Answering that question, however, isn't so easy. First, many executives don't have a good enough understanding of where their risks actually are, Crawford says, and therefore don't know where they need more robust controls.
This is compounded by that fact that some executives might not want to be made aware of their company's risks. "Once you know what your exposure is, you are no longer ignorant," Crawford says. "And if you choose not to mitigate a known risk or at least not address it, then the issue potentially becomes one of negligence." (Which is precisely why regulations like Sarbanes-Oxley require top execs to put their names on their company's financial documents.)
As a previous CIO article on the Societe Generale scandal notes, several former risk-control executives quoted in a Wall Street Journal article said that financial institutions of all types are notorious for weakening risk-management procedures when times are good and profits are flowing fast.
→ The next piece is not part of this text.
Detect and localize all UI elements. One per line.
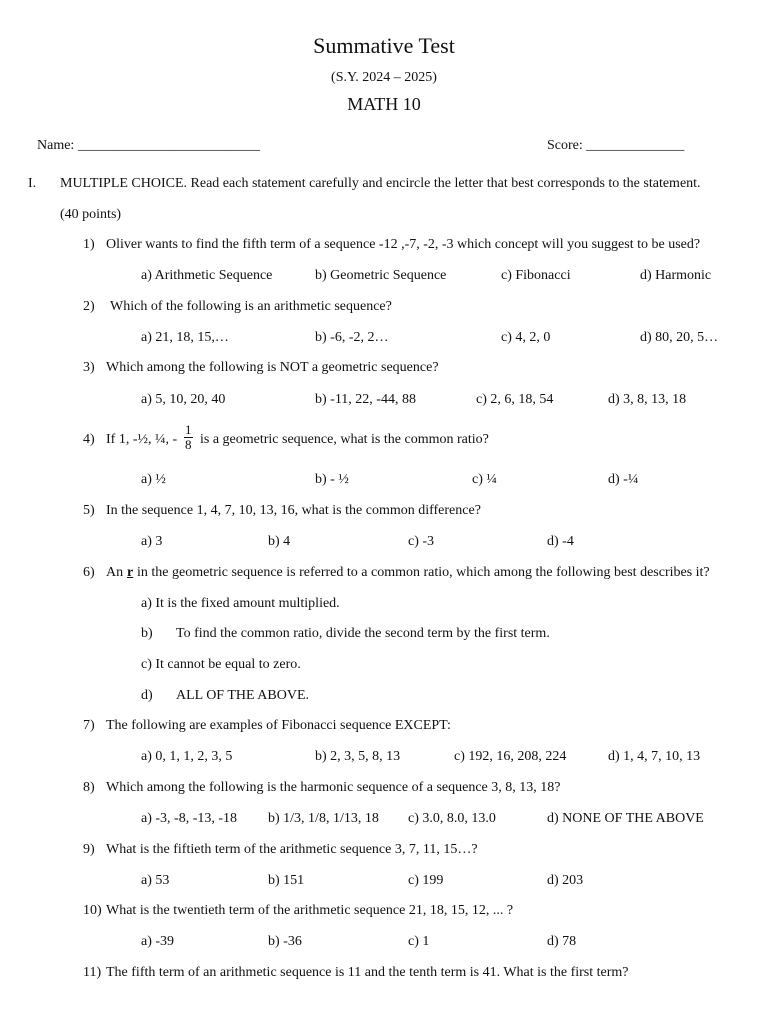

The Journal article cites the "months of misery" endured at top U.S. banks and securities firms, which are being clobbered by the mortgage crisis, as evidence of such lax risk controls come to fruition.
In addition, even if executives are made aware of the risks, they have a tough time balancing the potential gains from a risky endeavor versus the potential losses, Crawford says. "There's always this delicate balancing act between taking advantage of opportunities and doing an effective job of IT risk management," he notes. "This notion of business risk exposure in IT still is a challenge particularly for the CIO but for the business as a whole."